While music provided a method for structuring time in the film medium, electronic sound, in its openness to interference and interaction, would provide the operative model for video. This is reflected in the way that Nam June Paik transfers the principles of Cage’s experimental music to electronic television, while opposing indeterminism to serial formalism: “INDETERMINISM and VARIABILITY is the very UNDERDEVELOPED parameter in the optical art, although this has been the central problem in music for the last ten years”, therefore “a new decade of electronic television should follow the past decade of electronic music” (quoted in Daniels, 2005). This is achieved in the exhibition Exposition of Music – Electronic Television (1963) through an interactive repurposing of the broadcasting functions of TV and the reproductive functions of record players and tape recorders that were directly manipulated by the audience. Due to the lack of recording technology these first experiments were with television as a continuous flux of electronic signals, whose processual nature allowed for real-time manipulation (Spielmann, 2010). By subsequently creating a number of acoustic-oriented inferences in the image process, Paik “inaugurates the road to manipulable images through sound” (Kwastek, 2010, p.165).

Video is defined by its manipulation of electronic signals and, as Spielmann (2010) explains, it can be simply signal processing rather than recording; artists soon engaged in an exploration of these aspects through the development of video synthesisers and image processing techniques. The early work of Steina and Woody Vasulka reflected an interest in immediately processed and displayed video; they used feedback loops and audio synthesiser inputs to generate and alter the video signal, as in Soundsize (1974), while also merging camera-fed imagery further processed with video noise, as in Noise Fields (1974).

Figure 4: Soundsize (1974) by Steina and Woody Vasulka [still]

The new electronic medium then represented a new stage in the machine-supported manipulation of sounds and images in which direct manipulation of real-time processes is paramount.[15] As Woody Vasulka has stated, “there is an unprecedented affinity between electronic sound and image-making. […] this time the material, i.e. the frequencies, voltages and instruments which organised the material were identical” (Vasulka, 1992, p.12). This “unicity” of the raw material of video, “noise, as an unformed electronic signal”, forms the basis of electronic audiovisuality (Spielmann, 2010, p.318). It is this technical continuity between sound and image that allows a conception of video as interaction device. However, contrary to the forms of audience interaction promoted by Paik, in the work of Steina Vasulka, for example Violin Power (1970–78), interaction is applied to the creative process, while playing the video as an instrument.

Many of the inherent characteristics of electronic technologies already contain possibilities that would be extended with digital technologies, namely the “transformative, process-oriented, multidimensional, open-ended” forms of audiovisuality they allow (Spielmann, 2004). The real-time manipulation of audio and visual signals stresses their performative connection, as the simultaneous live presentation of a production process.

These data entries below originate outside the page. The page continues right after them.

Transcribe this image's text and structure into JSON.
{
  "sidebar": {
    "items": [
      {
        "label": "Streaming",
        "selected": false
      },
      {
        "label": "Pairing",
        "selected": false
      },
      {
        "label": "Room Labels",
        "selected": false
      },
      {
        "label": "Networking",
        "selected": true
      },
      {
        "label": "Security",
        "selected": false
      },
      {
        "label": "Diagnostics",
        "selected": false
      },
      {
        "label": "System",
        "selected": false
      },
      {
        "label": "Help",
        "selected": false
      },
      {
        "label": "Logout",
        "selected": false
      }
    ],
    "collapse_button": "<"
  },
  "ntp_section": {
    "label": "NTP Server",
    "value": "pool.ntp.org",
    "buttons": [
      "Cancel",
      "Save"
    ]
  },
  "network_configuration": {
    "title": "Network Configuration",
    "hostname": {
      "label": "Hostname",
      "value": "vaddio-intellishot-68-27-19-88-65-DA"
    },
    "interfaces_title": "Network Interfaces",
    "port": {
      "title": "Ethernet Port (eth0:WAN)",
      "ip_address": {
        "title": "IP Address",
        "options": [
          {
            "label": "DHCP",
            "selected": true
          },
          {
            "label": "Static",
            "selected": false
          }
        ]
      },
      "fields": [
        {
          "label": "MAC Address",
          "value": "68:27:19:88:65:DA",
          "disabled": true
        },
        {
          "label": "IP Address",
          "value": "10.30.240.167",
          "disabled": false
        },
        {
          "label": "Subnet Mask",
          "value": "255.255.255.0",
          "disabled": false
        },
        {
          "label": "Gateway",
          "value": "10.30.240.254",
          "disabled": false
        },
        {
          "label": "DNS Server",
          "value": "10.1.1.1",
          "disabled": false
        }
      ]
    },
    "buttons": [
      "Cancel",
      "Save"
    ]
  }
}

Figure 5: Violin Power (1970–78) by Steina Vasulka [stills]

Digital audiovisuality

With the medium of digital computation all previously conceived relations can coexist and be reformulated, rendering virtually infinite the possibilities for linking, generating, and manipulating the visual and auditory. We can see this as a gradual convergence towards a virtualisation and “digital fusion” of sound and image on an underlying amodal level (Zénouda, 2006); when transcoded into a numerical representation and governed by algorithmic procedures, the optical and the acoustic become “calculable, transformable, and manipulable at will” (Daniels and Naumann, 2010, p.8).

Due to this creative potential, new forms of audiovisuality arise in both continuity and rupture with previous forms, as they evoke but also reshape its themes; in particular concerning digital computational (software-based) audiovisuality and the creation of interactive audiovisual experiences.[16] These themes ultimately converge, however, pertaining to different motivations and relating to conceptually differentiated phases of the artistic use of computers; as proposed by Mathias Weiss (2005), the first concerns the creation of form through algorithmic processes, and the second, the use of the computer as a dynamic interactive medium, as explored by Myron Krueger.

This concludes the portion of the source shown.